Un de vos défis est de travailler avec un répertoire immense, mais pour lequel les archives ne sont pas toujours disponibles, les premières créations de Graham remontant aux années 20. Comment arrivez-vous à faire revivre son travail dans ces conditions ?

En effet, pour plusieurs créations, nous n’avons pas beaucoup d’archives, alors on les « réimagine » à partir du matériel disponible. Pour le solo Ekstasis, créé en 1933 et qui sera présenté à Montréal, nous avions seulement quelques photos et certains écrits de Martha. Elle y discute de l’importance de ce solo, comment elle y a découvert le torse, et sa relation avec les hanches, les épaules, le pelvis… Ce solo, réimaginé par Virginie Méchène, explore donc l’articulation du torse, un élément qui deviendra fondamental dans la technique Graham.

La création de nouvelles pièces est aussi importante pour diversifier votre répertoire. Comment choisissez-vous les chorégraphes qui collaborent avec la compagnie, comme Sidi Larbi Cherkaoui avec Mosaic, qui sera présenté à Montréal ?

Nous avons pris l’habitude d’élaborer un thème pour chaque saison, ce qui nous permet à la fois de revisiter certaines œuvres de Martha et de mandater des chorégraphes afin de créer des pièces en résonance avec ce thème.
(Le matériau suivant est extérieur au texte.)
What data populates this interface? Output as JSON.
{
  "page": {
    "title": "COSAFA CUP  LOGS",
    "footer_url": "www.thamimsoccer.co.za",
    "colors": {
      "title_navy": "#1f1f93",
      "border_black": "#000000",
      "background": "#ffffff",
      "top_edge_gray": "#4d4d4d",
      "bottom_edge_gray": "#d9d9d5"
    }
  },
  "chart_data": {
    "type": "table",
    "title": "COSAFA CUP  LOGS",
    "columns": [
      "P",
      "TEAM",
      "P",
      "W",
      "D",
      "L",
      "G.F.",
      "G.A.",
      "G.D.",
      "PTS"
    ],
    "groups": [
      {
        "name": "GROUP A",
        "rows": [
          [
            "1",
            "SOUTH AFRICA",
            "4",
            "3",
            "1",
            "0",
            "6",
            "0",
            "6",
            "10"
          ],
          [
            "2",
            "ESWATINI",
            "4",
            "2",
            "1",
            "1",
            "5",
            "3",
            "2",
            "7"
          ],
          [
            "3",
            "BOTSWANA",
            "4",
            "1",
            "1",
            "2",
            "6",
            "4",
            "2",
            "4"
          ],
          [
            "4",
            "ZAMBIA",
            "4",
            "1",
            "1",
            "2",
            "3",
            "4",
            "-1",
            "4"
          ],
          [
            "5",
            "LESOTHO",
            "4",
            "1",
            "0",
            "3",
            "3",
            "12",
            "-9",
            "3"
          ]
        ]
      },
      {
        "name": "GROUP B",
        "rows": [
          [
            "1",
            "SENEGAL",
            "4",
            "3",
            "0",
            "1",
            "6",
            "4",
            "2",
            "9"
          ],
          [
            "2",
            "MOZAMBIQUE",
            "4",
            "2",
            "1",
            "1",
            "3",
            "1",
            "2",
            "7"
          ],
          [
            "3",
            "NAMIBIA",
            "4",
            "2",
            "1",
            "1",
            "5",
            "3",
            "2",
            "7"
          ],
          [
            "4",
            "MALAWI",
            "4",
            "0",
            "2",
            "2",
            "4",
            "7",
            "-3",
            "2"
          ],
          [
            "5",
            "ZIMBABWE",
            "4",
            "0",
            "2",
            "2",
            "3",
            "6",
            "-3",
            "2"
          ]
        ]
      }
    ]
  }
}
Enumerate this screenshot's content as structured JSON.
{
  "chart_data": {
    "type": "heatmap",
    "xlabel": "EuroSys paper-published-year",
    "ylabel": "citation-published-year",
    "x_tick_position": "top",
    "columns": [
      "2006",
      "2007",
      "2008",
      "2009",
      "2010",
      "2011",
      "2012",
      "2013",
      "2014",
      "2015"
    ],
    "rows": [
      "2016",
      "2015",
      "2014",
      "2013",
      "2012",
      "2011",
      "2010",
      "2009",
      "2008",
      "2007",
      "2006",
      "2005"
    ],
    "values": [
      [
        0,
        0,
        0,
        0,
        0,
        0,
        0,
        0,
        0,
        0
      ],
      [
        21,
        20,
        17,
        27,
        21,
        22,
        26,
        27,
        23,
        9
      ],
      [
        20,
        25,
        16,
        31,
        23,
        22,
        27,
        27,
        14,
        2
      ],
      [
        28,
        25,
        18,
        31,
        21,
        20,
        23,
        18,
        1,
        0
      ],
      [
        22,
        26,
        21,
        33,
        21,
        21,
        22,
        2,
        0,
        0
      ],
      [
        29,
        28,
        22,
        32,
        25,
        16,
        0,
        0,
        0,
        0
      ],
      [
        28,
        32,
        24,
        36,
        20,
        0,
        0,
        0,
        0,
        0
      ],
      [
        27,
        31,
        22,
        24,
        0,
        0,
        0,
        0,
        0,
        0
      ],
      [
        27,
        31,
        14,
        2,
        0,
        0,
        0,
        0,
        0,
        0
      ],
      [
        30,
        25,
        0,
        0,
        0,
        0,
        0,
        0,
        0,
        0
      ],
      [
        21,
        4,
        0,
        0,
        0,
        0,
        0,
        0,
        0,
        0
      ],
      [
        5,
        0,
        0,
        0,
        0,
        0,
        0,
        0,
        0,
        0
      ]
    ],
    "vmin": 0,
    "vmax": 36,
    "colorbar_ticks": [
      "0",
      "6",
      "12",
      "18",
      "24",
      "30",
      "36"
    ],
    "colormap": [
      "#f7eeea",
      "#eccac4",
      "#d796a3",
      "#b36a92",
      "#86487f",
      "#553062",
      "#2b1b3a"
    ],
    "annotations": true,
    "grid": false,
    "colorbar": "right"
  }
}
Notre thématique actuelle, « Sacred Profane », nous a amenés à nous intéresser à des pièces de Martha axées sur le rituel et le sacré et à demander à Sidi Larbi Cherkaoui de signer une chorégraphie en ce sens. Mosaic s’intéresse à la musique sacrée du Moyen-Orient, et de toutes ces cultures, qu’il rassemble toutes dans cette mosaïque culturelle, où la diversité crée l’identité.

Au Théâtre Hector-Charland, à L’Assomption, aujourd’hui ; au Théâtre Maisonneuve du 22 au 24 février, dans le cadre de Danse Danse.